Missingness column_missing_rate, joint_missing_rate How often does a feature / a whole concept go missing?
Coherence coherence_importance Are concepts well-designed (coherent + important)?

Standard input shape

Every metric that takes per-feature signal accepts the same canonical shape:

  • feature_names: Sequence[str] of length F;
  • importances: np.ndarray of shape (F,) (already aggregated) or (N, F) (per-sample SHAP-style).

(N, F) is collapsed by the metric layer using np.abs(arr).mean(axis=0) by default. Switch to signed aggregation with signed=True or to summed aggregation with agg="sum".

Standard output shape

Every metric returns a DataFrame with at least:

Column Type Meaning
name str Bare node name.
kind "concept" | "feature" Node kind.
depth int Distance from the root.
parent str Parent name (empty string for root).

…plus metric-specific columns. The DataFrame index is the /-joined concept path (so two different Age nodes in two different sub-trees never collide).

Choosing between metrics

"How big is each branch?"

Use feature_counts.
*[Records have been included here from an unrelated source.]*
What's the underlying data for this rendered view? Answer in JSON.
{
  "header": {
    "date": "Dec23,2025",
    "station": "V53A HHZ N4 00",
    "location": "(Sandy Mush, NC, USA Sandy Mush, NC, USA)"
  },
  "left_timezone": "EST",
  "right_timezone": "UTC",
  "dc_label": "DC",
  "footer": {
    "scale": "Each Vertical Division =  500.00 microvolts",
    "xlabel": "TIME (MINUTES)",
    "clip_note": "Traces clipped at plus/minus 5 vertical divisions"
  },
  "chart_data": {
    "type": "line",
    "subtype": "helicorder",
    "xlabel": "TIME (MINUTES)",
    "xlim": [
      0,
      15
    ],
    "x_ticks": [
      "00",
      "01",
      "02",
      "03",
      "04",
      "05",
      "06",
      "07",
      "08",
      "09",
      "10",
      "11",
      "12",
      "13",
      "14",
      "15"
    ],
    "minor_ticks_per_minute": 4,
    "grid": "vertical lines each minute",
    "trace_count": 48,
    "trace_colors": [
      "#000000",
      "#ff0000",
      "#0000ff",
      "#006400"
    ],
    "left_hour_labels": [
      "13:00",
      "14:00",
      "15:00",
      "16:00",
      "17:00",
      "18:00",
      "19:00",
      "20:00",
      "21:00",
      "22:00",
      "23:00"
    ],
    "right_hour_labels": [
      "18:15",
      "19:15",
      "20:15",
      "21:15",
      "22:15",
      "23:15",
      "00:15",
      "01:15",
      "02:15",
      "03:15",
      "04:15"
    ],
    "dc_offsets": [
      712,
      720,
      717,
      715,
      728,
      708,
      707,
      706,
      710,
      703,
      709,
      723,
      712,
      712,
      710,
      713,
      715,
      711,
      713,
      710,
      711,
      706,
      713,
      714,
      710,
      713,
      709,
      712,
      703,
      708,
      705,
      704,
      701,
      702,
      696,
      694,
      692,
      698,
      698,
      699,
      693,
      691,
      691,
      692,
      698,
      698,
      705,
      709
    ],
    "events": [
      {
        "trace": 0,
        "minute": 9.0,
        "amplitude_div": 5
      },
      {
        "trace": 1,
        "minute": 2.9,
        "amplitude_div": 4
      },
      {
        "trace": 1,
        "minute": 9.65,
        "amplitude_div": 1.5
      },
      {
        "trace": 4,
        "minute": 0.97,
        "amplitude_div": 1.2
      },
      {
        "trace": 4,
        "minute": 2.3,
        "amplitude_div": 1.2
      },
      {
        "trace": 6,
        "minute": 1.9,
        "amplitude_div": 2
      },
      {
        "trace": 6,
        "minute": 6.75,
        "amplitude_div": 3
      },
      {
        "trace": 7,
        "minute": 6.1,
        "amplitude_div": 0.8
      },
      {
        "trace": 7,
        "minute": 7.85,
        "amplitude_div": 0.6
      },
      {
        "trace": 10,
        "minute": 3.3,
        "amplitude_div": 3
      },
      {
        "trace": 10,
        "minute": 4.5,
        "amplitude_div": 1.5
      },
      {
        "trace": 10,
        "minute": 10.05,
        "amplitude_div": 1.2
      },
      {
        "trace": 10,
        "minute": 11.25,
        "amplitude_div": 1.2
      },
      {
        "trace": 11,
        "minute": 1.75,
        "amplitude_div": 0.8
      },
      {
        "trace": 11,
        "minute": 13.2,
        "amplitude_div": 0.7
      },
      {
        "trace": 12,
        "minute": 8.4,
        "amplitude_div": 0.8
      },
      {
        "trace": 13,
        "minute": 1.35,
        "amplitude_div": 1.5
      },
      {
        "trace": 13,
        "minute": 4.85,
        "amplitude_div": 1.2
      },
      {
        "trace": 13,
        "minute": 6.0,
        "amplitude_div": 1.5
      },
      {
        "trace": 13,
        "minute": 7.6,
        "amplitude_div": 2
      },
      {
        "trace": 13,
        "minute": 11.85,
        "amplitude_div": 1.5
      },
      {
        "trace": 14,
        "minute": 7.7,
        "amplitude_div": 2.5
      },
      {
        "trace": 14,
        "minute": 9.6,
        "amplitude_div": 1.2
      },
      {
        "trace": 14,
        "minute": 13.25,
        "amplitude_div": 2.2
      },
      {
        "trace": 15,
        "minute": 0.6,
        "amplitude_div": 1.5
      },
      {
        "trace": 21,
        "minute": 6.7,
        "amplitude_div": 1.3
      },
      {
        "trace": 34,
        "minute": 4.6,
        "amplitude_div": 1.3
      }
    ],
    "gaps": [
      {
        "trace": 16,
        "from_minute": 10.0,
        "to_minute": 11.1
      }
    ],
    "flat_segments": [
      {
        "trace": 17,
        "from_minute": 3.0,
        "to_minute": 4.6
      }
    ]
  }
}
Pure structural — does not need any model.

"Which concept does the model rely on the most?"

Use importance_sum with SHAP values. Pair with the sunburst plot.

"Are there parts of my tree the model ignores?"

Use utilization, pair with utilization_map.

"How much performance is at risk if a whole branch's data goes missing?"

Use auc_drop. Pick a strategy (see Ablation Strategies).

"Is the concept tree itself any good?"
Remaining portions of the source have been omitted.